SwiftScan解决方案(通用电气医疗集团)结合了一种新型低能高分辨率灵敏度准直器和断层步进式连续(SSC)模式采集。本研究的目的是确定SSC模式是否可用于临床实践,在保持图像质量并确保准确半定量的同时缩短检查时间。在2个月的时间内随机选择了20例骨扫描和10例肺扫描研究。生成了三组图像数据集:步进式(SS)采集、使用泊松重采样方法模拟25%计数减少(SimSS)以及SimSS连续采集(SimSSC),其中SimSS是探测器头旋转期间采集的计数之和。采用t检验和Bland-Altman分析进行视觉评估(5级李克特量表,2名阅片者)和半定量评估(来自10例骨研究的50个局灶性摄取),通过SUV、变异系数(COV)和对比噪声比(CNR)进行评估。

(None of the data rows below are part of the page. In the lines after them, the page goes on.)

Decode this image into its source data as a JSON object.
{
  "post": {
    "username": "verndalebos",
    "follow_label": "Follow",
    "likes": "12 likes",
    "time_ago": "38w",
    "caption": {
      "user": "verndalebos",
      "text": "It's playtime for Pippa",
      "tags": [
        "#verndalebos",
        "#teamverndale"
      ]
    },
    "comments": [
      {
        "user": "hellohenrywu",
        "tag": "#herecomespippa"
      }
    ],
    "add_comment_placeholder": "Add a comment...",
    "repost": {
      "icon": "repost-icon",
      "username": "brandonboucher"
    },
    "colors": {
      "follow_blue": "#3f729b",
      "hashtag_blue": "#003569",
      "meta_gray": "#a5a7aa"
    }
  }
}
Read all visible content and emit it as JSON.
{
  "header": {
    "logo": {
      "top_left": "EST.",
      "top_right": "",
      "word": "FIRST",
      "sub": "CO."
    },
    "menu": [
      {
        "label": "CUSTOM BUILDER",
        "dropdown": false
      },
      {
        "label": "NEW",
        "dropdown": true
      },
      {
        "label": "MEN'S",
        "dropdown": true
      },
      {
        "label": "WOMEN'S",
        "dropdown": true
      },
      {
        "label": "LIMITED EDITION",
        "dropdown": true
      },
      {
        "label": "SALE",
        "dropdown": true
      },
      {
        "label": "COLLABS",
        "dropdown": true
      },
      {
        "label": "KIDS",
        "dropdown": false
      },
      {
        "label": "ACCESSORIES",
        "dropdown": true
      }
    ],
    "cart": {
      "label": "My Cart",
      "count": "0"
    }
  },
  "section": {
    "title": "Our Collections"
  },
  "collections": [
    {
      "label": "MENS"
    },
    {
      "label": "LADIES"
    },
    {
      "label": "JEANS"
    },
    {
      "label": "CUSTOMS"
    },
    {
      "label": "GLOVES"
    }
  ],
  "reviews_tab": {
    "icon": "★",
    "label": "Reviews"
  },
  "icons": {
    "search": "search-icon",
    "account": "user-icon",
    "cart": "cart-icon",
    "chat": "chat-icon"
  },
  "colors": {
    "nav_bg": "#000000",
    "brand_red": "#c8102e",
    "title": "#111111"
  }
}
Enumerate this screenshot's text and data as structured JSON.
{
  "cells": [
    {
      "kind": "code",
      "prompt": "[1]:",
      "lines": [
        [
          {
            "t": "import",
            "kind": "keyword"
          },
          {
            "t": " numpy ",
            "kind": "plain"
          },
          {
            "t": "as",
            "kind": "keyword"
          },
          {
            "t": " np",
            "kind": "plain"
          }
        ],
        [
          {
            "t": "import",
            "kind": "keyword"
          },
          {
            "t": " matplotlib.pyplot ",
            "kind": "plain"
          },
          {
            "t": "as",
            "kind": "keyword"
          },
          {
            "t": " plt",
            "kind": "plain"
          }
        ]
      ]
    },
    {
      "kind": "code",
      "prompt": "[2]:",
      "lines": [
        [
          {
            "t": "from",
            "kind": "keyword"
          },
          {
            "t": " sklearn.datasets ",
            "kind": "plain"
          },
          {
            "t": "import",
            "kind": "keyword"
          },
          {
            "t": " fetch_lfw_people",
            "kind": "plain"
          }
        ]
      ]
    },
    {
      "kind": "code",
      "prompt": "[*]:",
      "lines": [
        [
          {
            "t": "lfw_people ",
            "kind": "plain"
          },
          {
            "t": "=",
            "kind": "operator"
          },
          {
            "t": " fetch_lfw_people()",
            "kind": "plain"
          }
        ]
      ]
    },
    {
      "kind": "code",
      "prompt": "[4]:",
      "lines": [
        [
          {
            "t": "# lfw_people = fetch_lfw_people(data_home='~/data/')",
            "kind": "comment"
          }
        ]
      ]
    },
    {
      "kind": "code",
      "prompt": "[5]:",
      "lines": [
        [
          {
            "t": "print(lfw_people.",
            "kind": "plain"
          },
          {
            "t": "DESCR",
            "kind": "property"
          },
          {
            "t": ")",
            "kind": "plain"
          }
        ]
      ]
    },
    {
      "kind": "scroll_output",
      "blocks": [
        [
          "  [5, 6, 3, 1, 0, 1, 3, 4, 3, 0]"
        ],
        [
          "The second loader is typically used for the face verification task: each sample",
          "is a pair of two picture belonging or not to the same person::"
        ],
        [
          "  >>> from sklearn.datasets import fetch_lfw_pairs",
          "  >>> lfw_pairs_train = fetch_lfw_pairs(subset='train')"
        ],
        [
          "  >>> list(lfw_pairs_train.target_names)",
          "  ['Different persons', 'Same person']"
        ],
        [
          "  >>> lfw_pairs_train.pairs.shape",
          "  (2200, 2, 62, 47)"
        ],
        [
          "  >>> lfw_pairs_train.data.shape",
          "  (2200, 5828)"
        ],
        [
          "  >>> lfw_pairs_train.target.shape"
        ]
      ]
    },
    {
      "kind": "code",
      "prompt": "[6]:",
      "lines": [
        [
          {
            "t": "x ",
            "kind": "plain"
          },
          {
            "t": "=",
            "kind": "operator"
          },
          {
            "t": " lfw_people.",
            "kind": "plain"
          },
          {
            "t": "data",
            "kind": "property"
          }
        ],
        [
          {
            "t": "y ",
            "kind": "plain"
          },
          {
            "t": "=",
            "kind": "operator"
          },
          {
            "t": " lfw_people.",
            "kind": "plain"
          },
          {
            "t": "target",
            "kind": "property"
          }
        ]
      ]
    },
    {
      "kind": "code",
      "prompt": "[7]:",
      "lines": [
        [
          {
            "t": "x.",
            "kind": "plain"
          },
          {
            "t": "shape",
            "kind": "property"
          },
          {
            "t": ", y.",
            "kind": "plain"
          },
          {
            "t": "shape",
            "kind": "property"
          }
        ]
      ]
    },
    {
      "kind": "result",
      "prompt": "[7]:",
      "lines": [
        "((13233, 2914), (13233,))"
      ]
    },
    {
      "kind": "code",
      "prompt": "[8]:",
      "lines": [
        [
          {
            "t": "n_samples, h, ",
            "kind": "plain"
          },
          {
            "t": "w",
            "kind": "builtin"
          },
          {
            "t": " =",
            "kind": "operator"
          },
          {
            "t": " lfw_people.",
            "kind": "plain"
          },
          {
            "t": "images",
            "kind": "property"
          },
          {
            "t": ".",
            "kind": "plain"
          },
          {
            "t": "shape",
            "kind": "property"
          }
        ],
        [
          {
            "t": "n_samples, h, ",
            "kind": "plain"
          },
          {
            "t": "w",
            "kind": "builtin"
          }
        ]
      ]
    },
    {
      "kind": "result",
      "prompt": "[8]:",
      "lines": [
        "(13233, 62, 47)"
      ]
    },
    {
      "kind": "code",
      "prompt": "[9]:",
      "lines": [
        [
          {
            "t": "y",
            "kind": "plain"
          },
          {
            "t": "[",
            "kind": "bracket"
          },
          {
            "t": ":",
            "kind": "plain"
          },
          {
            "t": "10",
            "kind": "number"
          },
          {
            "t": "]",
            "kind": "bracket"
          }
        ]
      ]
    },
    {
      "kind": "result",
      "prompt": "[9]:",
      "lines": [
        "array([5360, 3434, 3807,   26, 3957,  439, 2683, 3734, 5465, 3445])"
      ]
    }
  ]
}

阅片者1(k = 0.71)和阅片者2(k = 0.61)的阅片者内一致性较高。SS组的阅片者间一致性较高(k = 0.93),SimSSC组的阅片者间一致性中等(k = 0.52)。Bland-Altman分析显示SS和SimSSC的SUV值具有良好的互换性。SS和SimSSC之间的平均CNR无显著差异:分别为42.9±43.7 [23.7 - 62.1]和43.1±46 [22.9 - 63.3](p = 0.46)。评估噪声水平的COV值在SS和SimSSC之间无显著偏差:分别为0.20±0.08 [0.18 - 0.23]和0.21±0.08 [0.18 - 0.23](p = 0.15),而SS和SimSS之间存在显著差异:分别为0.20±0.08 [0.18 - 0.23]和0.23±0.09 [0.20 - 0.25](p < 0.0001)。
与SS模式相比,SSC模式采集可使骨和肺SPECT/CT研究的检查时间减少约25%(单床位SPECT约每分钟2分钟),且不影响图像质量和信号定量。这种SPECT灵敏度的提高还为更舒适的检查提供了前景,减少了运动伪影,尤其是在疼痛或呼吸困难的患者中。